Technical analysis of stocks is no panacea - it has its strengths and its weaknesses. Some weaknesses are disillusionment, failures to predict, paralysis, risk delay, and subjective bias. What can be done? Read on below...

Disillusionment

Not all strategies work all the time. It may be that any strategy or technique runs into a bad streak. It can happen that an investor is unaware of this inevitable situation and simply stops trading. There is a balance as to when you discover a strategy is a bad strategy and to be abandoned, or it is a good strategy and isn't working at the time.

Failure to Predict

It is generally understood at a technical analysis indicator may predict a price rise and that rise may fail to occur.

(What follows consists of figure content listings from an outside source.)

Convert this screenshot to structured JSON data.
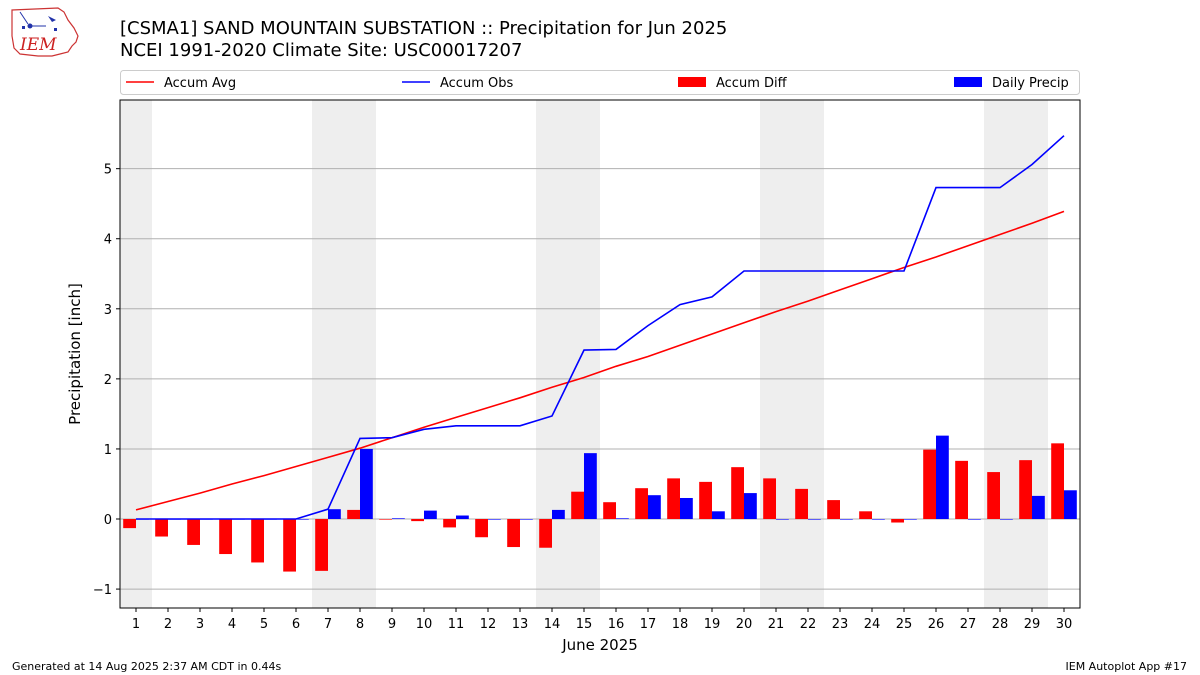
{
  "title_line1": "[CSMA1] SAND MOUNTAIN SUBSTATION :: Precipitation for Jun 2025",
  "title_line2": "NCEI 1991-2020 Climate Site: USC00017207",
  "logo_text": "IEM",
  "footer_left": "Generated at 14 Aug 2025 2:37 AM CDT in 0.44s",
  "footer_right": "IEM Autoplot App #17",
  "colors": {
    "avg": "#ff0000",
    "obs": "#0000ff",
    "diff": "#ff0000",
    "daily": "#0000ff",
    "weekend": "#eeeeee",
    "grid": "#b0b0b0"
  },
  "chart_data": {
    "type": "bar",
    "title": "[CSMA1] SAND MOUNTAIN SUBSTATION :: Precipitation for Jun 2025",
    "xlabel": "June 2025",
    "ylabel": "Precipitation [inch]",
    "xlim": [
      0.5,
      30.5
    ],
    "ylim": [
      -1.27,
      5.98
    ],
    "yticks": [
      -1,
      0,
      1,
      2,
      3,
      4,
      5
    ],
    "grid": true,
    "legend_position": "top",
    "legend": [
      "Accum Avg",
      "Accum Obs",
      "Accum Diff",
      "Daily Precip"
    ],
    "weekend_days": [
      1,
      7,
      8,
      14,
      15,
      21,
      22,
      28,
      29
    ],
    "days": [
      1,
      2,
      3,
      4,
      5,
      6,
      7,
      8,
      9,
      10,
      11,
      12,
      13,
      14,
      15,
      16,
      17,
      18,
      19,
      20,
      21,
      22,
      23,
      24,
      25,
      26,
      27,
      28,
      29,
      30
    ],
    "series": [
      {
        "name": "Accum Avg",
        "kind": "line",
        "values": [
          0.13,
          0.25,
          0.37,
          0.5,
          0.62,
          0.75,
          0.88,
          1.01,
          1.16,
          1.31,
          1.45,
          1.59,
          1.73,
          1.88,
          2.02,
          2.18,
          2.32,
          2.48,
          2.64,
          2.8,
          2.96,
          3.11,
          3.27,
          3.43,
          3.59,
          3.74,
          3.9,
          4.06,
          4.22,
          4.39
        ]
      },
      {
        "name": "Accum Obs",
        "kind": "line",
        "values": [
          0,
          0,
          0,
          0,
          0,
          0,
          0.14,
          1.15,
          1.16,
          1.28,
          1.33,
          1.33,
          1.33,
          1.47,
          2.41,
          2.42,
          2.76,
          3.06,
          3.17,
          3.54,
          3.54,
          3.54,
          3.54,
          3.54,
          3.54,
          4.73,
          4.73,
          4.73,
          5.06,
          5.47
        ]
      },
      {
        "name": "Accum Diff",
        "kind": "bar",
        "values": [
          -0.13,
          -0.25,
          -0.37,
          -0.5,
          -0.62,
          -0.75,
          -0.74,
          0.13,
          0,
          -0.03,
          -0.12,
          -0.26,
          -0.4,
          -0.41,
          0.39,
          0.24,
          0.44,
          0.58,
          0.53,
          0.74,
          0.58,
          0.43,
          0.27,
          0.11,
          -0.05,
          0.99,
          0.83,
          0.67,
          0.84,
          1.08
        ]
      },
      {
        "name": "Daily Precip",
        "kind": "bar",
        "values": [
          0,
          0,
          0,
          0,
          0,
          0,
          0.14,
          1.0,
          0.01,
          0.12,
          0.05,
          0,
          0,
          0.13,
          0.94,
          0.01,
          0.34,
          0.3,
          0.11,
          0.37,
          0,
          0,
          0,
          0,
          0,
          1.19,
          0,
          0,
          0.33,
          0.41
        ]
      }
    ]
  }
}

This is a failure of prediction. What is less understood that there may be a price rise that the indicator failed to predict. This is a failure to predict.

Paralysis

You can spend way too much time looking for trends, trend retracements, changes in values, changes in relationships between values, et cetera, et cetera, ad nauseum but you really only have from close of market to the next market opening to make a decision. Adding to this is the reality that there will always be another resistance level to overcome or from which to retreat. Or, another support level to stop a downward slide or break through it on a downward trend.

Risk Delay

It may be that by the time a series of particular events has produced the detected price pattern the risks taken to produce those events have already been rewarded by a price rise. If true, then an investment after the pattern is established may not be rewarded by a similar price rise.

Subjective Bias

To a carpenter all tools look like hammers. To a surgeon all problems can be solved by surgery. No insult to either profession. Our opinions are all shaped by our education and experience. If you are a market bull you'll see a pattern indicative of a market rise. Conversely if you are bearish the same pattern may have a negative implication. Looking at the same chart different people can honestly see differing implications for market direction and risk.

So what can be done?

Overcome disillusionment by paper trading until you develop the confidence to overcome a streak of poor performance. Paper trade through a good time and bad time. Don't risk real money on untested strategies.

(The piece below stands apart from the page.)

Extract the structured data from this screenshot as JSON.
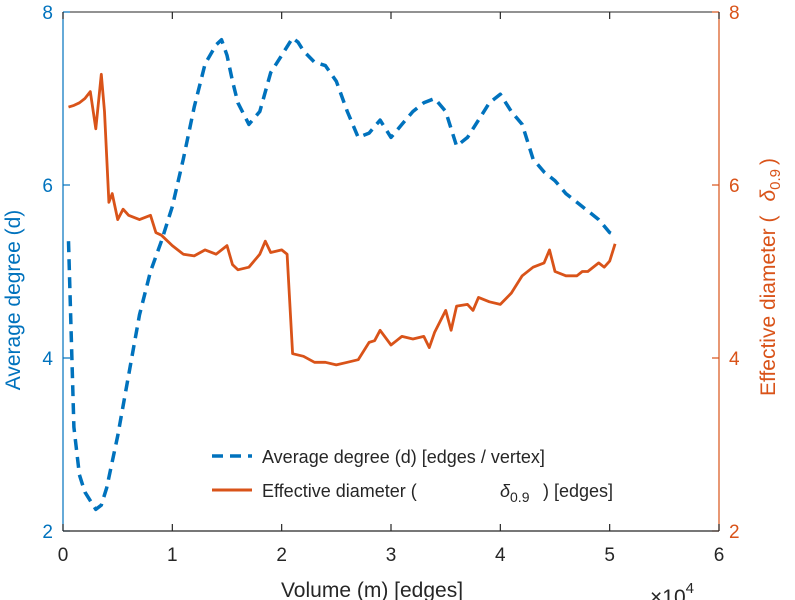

Reduce negative impact of failures to predict by using multiple indicators in the generation of selections. Remember that the market is not reality, it is the reflection of the perception of reality. The events of the cosmos continue to unfold outside of market hours. The analysis of price movement and volume cannot truly anticipate the unknown.

Overcome paralysis by making a checklist of what you consider to be due diligence in the examination of every single investment. Make sure that list can be completed within the time allowed.

Consider risk-delay penalties in the overall context of your risk tolerance. Yes, the majority of risk may have already been rewarded. Does that mean there is no reward remaining? Maybe, maybe NOT! Don't guess. Set your parameters, do your diligence, paper trade your strategy and see for yourself.

To resist subjective bias be a honest with yourself. Seek opposing viewpoints that are well supported. Become educated to see more sides that your own.

Summary

Technical analysis isn't perfect, but its imperfections can be reduced so that as a tool it has much more strength than weakness.